Reading through the trade press, DLP vendor marketing collateral and various forums on information security,  the conventional wisdom is that the key threat to an organization is trusted insiders. This is arguable – since it depends on your organization, the size of the business and type of operation.   However –

This is certainly true at a national security level where trusted insiders that committed espionage have caused considerable damage.  MITRE Corporation – Detecting Insider Threat Behavior

There are three core and interrelated problem in modern data security:

  1. Systems are focussed on rule-breaking (IDS, DLP, firewalls, procedures) – yet malicious insider can engage in data theft and espionage without breaking one of the IDS/IPS/DLP rules.
  2. The rules are static (standards such as ISO 27001 or PCI DSS 1.x) or slow-moving at best (yearly IT Governance audit)
  3. Ignore collusion between insiders and malicious outsiders whether for espionage purposes (a handler who manipulates an employee) or for criminal purposes (stealing customer data for resale).

You may say – fine, let’s spend more time observing employee behavior and educate supervisors for tell-tale signs of change that may indicate impending involvement in a crime.

However – malicious outsiders (criminals, competitors, terrorists…) that may exploit employees in order to obtain confidential data is just another vulnerability in a whole line of business vulnerabilities.  Any vulnerability must be considered within the context of a threat model – the organization has assets that are damaged by threats that exploit vulnerabilities that are mitigated by countermeasures.   The organization needs to think literally  outside the box and at least attempt to identify new threats and vulnerabilities.

The issue is not that employees can be bought or manipulated, the issue is that government and other hierarchical organizations use a fixed system of security controls.  In reducing the organization’s security to passive executives of defense rules in their procedures and firewalls, we ignore the extreme ways in which attack patterns change over time.
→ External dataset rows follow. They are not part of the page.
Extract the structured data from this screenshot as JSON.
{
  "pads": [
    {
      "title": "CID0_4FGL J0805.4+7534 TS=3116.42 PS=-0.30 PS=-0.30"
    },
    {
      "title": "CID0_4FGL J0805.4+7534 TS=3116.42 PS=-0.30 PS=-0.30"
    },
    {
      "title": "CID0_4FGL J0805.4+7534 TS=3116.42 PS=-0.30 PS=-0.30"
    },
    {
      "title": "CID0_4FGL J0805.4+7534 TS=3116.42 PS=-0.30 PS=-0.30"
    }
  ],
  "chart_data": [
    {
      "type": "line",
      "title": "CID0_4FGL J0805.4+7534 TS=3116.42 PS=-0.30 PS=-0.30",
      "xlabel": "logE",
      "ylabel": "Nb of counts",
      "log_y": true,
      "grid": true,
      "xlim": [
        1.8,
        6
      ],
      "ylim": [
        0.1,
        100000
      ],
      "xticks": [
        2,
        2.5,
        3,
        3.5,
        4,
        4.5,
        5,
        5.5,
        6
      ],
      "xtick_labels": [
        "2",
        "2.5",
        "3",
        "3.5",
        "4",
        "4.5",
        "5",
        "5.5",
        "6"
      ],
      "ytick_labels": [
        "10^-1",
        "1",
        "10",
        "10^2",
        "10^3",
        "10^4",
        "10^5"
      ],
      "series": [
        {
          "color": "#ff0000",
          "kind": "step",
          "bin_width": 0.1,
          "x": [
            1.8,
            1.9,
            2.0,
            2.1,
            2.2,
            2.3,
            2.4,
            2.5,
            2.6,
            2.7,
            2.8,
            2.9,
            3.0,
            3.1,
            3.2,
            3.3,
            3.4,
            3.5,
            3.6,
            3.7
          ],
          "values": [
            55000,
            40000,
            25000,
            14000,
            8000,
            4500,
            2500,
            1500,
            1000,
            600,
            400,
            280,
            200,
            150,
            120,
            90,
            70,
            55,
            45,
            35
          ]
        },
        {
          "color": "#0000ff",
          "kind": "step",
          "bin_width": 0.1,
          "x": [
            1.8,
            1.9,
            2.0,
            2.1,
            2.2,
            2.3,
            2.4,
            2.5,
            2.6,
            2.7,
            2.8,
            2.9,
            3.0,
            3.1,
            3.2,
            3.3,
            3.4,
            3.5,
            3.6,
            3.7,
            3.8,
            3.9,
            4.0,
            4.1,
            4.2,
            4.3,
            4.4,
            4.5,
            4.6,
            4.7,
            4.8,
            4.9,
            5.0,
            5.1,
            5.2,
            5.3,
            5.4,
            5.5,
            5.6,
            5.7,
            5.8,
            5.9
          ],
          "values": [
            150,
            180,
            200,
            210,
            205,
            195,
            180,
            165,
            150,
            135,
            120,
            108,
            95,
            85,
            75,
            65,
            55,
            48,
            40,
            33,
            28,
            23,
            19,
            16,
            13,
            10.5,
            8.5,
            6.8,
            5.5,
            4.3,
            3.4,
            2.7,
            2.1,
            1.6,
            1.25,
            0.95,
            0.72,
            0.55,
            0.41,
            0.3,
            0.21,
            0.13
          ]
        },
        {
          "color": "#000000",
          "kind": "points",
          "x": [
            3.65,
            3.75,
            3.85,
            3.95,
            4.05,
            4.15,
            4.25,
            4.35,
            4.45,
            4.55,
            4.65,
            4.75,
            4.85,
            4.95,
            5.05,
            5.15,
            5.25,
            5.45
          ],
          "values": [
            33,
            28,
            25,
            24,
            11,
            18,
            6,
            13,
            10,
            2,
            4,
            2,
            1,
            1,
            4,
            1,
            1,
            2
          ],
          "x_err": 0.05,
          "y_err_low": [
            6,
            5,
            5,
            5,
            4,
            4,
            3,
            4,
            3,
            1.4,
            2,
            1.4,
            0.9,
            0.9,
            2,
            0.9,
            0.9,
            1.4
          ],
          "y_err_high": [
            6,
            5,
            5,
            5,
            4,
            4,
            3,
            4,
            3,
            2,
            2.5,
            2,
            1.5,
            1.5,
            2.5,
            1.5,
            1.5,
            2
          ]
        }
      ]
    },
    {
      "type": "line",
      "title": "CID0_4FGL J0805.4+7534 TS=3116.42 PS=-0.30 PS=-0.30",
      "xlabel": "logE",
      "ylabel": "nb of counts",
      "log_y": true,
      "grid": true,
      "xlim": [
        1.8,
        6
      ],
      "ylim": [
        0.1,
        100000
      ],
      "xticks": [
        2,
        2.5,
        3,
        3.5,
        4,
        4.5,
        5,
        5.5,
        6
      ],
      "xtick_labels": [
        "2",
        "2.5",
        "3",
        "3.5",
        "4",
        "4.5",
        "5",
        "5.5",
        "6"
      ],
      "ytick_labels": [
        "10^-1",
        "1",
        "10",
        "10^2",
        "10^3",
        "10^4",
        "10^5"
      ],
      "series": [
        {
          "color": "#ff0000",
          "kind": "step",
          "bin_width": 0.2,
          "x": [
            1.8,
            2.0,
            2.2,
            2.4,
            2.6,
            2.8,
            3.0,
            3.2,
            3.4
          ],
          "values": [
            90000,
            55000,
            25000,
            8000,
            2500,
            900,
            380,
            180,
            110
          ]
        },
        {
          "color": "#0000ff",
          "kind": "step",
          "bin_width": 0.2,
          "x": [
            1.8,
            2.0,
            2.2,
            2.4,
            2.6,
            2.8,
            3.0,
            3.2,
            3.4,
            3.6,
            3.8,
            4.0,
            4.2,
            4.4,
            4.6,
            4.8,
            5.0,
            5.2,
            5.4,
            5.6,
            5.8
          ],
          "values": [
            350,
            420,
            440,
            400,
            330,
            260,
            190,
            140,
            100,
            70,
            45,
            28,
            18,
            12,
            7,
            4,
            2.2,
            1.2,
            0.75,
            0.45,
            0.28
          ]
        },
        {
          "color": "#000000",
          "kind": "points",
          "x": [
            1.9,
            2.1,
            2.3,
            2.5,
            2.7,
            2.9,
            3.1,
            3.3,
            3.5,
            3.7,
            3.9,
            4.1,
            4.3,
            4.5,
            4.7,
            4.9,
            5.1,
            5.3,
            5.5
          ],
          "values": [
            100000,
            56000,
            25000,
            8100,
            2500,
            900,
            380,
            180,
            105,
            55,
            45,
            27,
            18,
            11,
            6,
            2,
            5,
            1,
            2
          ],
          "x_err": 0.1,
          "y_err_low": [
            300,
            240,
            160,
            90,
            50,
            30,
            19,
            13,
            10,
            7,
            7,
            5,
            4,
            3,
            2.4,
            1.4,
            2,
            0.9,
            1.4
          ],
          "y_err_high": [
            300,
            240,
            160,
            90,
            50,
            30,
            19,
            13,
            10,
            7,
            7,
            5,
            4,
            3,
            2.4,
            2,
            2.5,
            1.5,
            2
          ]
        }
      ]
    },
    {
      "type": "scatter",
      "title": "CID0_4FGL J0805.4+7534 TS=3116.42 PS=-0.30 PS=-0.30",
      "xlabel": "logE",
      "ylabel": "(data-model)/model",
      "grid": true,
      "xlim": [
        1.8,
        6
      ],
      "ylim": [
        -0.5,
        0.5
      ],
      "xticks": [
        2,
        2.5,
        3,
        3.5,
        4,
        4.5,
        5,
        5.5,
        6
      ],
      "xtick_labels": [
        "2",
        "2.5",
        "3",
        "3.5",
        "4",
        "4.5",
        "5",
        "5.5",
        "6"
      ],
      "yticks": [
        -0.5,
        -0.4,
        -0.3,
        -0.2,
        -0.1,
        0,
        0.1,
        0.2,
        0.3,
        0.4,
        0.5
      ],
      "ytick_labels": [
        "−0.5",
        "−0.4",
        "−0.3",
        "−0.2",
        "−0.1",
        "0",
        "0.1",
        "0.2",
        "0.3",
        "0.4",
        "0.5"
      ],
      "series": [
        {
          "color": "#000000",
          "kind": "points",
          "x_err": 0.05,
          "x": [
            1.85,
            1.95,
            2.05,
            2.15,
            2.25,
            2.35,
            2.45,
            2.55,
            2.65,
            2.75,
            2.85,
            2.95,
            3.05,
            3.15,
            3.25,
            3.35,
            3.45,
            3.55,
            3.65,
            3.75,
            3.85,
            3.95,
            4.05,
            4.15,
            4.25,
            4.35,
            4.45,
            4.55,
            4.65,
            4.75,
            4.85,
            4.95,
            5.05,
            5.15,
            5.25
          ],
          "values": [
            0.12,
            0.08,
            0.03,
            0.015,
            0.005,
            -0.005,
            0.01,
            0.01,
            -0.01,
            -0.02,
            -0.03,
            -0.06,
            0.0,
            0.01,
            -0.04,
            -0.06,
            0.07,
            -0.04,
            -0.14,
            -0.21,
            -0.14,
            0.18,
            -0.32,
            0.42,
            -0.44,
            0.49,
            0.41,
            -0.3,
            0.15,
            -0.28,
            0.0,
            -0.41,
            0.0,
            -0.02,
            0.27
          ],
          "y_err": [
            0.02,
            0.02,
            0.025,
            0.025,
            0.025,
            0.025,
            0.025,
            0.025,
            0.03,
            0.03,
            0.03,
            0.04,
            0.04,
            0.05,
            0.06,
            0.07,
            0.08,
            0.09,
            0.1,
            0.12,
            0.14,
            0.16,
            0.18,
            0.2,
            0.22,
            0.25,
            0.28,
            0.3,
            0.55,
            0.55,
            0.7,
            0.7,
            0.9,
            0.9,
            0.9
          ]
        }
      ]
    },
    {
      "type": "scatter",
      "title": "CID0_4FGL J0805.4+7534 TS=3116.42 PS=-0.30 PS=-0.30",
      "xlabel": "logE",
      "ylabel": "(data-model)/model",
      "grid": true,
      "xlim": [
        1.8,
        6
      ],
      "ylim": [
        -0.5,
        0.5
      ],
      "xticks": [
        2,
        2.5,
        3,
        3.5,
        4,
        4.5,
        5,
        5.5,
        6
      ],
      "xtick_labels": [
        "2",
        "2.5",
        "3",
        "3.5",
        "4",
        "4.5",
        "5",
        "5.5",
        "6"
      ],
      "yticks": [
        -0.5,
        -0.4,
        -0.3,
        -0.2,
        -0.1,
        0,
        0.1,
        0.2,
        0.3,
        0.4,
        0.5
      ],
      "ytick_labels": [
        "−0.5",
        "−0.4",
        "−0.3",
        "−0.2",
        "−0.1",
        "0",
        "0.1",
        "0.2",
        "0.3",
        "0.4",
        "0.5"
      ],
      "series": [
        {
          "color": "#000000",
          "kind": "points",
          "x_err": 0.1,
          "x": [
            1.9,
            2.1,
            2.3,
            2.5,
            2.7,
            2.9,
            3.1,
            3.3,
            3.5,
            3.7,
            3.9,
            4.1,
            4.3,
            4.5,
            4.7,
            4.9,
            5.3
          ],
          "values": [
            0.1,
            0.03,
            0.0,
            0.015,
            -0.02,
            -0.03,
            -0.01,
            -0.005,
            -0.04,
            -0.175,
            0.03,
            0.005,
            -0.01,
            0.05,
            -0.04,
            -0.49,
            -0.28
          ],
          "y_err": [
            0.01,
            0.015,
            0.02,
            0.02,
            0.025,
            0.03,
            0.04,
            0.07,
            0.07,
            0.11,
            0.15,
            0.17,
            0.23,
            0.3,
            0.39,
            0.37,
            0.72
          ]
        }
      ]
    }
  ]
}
Any control policy that is presumed optimal today is likely to be obsolete tomorrow.  It is a fair assumption that an organization that doesn’t change data security procedures frequently – will provide an insider with  enough means, opportunity and social connectivity to game the system and once he or she has motivation – you have a crime.

Learning about change and changing your security systems must be at the heart of day-to-day security management.